Arizona Attorney General Kris Mayes announced court approval last week of a consent judgment terminating secrecy clauses in arbitration agreements used by facilities operated by Bandera Healthcare, an Arizona subsidiary of The Ensign Group. 

This is the second consent decree obtained by Mayes in recent months. She previously secured a similar agreement with Senita Ridge, a memory care community on the campus of the Ridges at Peoria Senior Living, in February. A judge ordered Rose Marie Scheske, a former resident, and the community to participate in a confidential arbitration proceeding after she filed a lawsuit in 2021 against the community alleging abuse and neglect.

But Mayes filed an intervention motion in December against The Goodman Group, the Minnesota-based manager of the community, and Ridges at Peoria, alleging that the fundamental arbitration agreement violated Arizona’s Adult Protective Services Act. 

The more recent case involved a lawsuit filed by the family of Robert Knight, who had dementia and died from a bed sore he reportedly received while he was living at Sun West Choice Healthcare & Rehabilitation.

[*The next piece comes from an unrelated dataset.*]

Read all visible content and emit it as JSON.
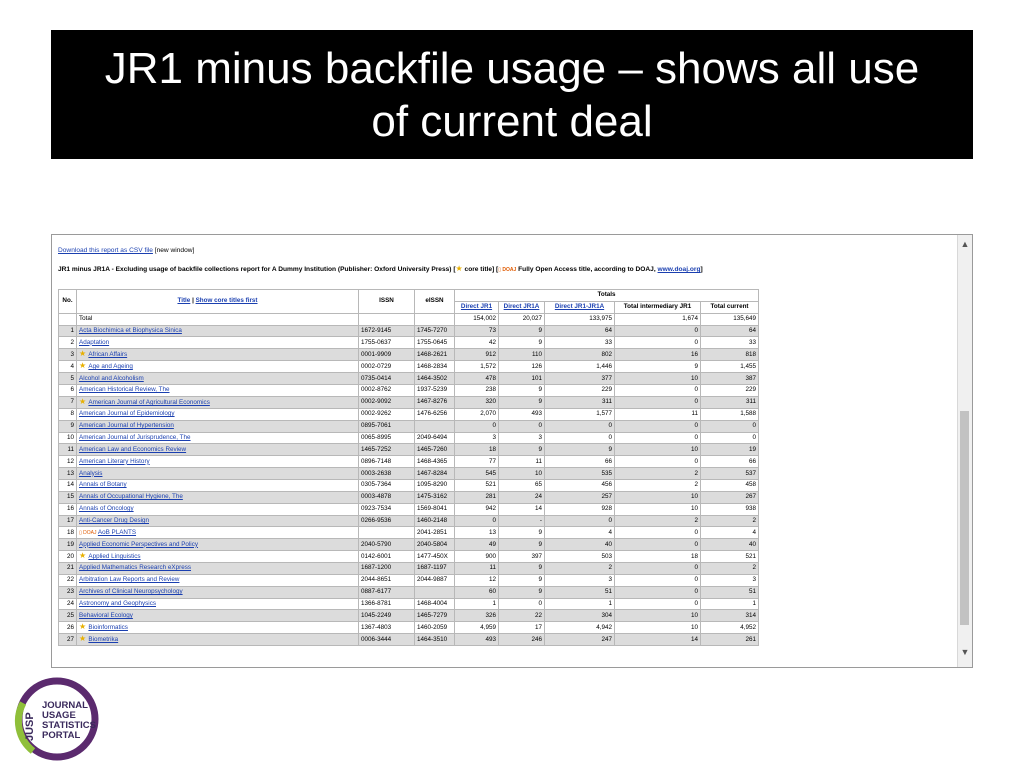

Some claims in the lawsuit were covered by an arbitration agreement containing a secrecy clause, in violation of Arizona law requiring notice to the attorney general in cases of abuse, neglect or exploitation of vulnerable adults.

Bandera Healthcare and Apache Trail Healthcare, doing business as Sun West, discontinued the use of confidentiality clauses in arbitration agreements in January, shortly after Maye’s intervention in the Senita Ridge case. 

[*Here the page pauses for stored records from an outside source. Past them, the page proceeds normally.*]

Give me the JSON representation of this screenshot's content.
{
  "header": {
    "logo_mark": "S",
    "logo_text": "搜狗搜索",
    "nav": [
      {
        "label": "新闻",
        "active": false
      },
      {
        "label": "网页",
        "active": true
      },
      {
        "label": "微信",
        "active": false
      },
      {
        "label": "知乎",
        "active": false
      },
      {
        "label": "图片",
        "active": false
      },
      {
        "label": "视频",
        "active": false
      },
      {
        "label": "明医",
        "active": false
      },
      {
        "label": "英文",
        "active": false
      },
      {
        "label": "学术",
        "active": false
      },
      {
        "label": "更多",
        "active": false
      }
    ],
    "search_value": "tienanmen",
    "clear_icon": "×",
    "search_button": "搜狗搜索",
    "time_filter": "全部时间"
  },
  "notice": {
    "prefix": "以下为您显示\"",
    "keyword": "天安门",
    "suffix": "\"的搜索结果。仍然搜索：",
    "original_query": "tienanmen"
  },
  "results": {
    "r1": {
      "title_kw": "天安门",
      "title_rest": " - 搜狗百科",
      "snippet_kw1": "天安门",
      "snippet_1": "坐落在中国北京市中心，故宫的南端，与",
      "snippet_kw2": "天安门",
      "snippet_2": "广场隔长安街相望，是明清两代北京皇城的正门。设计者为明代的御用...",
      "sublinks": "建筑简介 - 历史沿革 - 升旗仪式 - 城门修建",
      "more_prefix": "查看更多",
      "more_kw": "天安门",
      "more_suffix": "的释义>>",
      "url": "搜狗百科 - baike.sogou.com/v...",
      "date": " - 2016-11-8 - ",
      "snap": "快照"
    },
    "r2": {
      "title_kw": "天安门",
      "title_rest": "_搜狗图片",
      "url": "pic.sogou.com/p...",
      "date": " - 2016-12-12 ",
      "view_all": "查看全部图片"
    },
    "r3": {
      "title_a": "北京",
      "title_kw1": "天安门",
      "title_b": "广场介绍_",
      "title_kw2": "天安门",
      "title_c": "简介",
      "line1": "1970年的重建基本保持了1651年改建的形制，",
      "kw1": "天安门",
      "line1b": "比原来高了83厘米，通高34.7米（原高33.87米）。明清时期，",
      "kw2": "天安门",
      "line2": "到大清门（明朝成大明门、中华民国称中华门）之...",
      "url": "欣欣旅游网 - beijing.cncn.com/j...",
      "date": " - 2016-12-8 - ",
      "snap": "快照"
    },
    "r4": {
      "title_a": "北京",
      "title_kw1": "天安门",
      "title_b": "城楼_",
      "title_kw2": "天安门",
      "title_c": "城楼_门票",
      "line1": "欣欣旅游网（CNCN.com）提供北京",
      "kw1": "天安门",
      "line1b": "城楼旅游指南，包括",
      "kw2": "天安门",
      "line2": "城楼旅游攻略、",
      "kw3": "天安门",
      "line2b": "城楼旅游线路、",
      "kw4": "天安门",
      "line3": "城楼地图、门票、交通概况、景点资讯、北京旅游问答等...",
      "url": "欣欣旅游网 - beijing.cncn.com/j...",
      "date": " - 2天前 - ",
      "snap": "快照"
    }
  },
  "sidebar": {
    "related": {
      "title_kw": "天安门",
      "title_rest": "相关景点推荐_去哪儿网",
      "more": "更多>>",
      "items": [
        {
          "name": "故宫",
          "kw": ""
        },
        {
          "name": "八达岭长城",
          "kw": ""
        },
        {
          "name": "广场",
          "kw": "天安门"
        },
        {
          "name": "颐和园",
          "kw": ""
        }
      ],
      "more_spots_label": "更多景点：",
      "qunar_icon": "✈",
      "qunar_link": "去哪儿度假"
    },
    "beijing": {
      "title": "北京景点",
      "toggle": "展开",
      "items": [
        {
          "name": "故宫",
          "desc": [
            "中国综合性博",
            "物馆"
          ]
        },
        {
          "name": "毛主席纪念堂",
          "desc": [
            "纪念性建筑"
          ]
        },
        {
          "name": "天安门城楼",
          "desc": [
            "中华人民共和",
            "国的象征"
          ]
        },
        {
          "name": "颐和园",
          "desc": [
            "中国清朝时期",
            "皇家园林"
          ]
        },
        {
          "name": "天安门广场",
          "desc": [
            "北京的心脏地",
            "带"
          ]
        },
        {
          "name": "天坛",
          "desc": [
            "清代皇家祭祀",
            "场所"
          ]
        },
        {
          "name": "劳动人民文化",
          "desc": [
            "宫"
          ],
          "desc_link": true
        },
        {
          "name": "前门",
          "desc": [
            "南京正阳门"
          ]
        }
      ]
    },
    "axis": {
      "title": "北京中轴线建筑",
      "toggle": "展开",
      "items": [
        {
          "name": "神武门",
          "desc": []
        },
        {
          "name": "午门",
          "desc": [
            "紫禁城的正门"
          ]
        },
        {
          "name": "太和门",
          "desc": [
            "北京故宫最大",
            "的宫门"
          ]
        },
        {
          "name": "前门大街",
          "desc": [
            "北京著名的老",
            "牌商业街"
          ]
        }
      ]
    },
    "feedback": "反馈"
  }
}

Mayes has said that although private arbitration can be an effective way to resolve legal disputes, the agreements “cross a legal line when they require the parties to keep allegations of elder abuse secret.”

The Arizona Health Care Association previously had told McKnight’s Senior Living that it supported transparency between families and long-term care operators but that admission and other contracts used by assisted living communities and skilled nursing facilities are “unique.” The association’s executive director, David Voepel, had said the arbitration agreement process can create a more efficient and less expensive method of resolving conflicts while keeping families’ personal health information and family matters confidential and out of the public record. 

Mayes said in a statement that she was pleased to learn that Bandera already had changed their forms to eliminate the clauses before her office intervened in the case. She said she was committed to continue filing interventions as long as operators continue to use secrecy clauses in their arbitration agreements. 

“Anyone who signed one of these secrecy clauses in the past should know that the clauses are not enforceable against them,” Mayes said, adding that she intends to continue “exposing and eliminating” failure that led to previous harms. “I hope every long-term care facility in Arizona gets that message and embraces transparency without the need for intervention from the attorney general’s office.”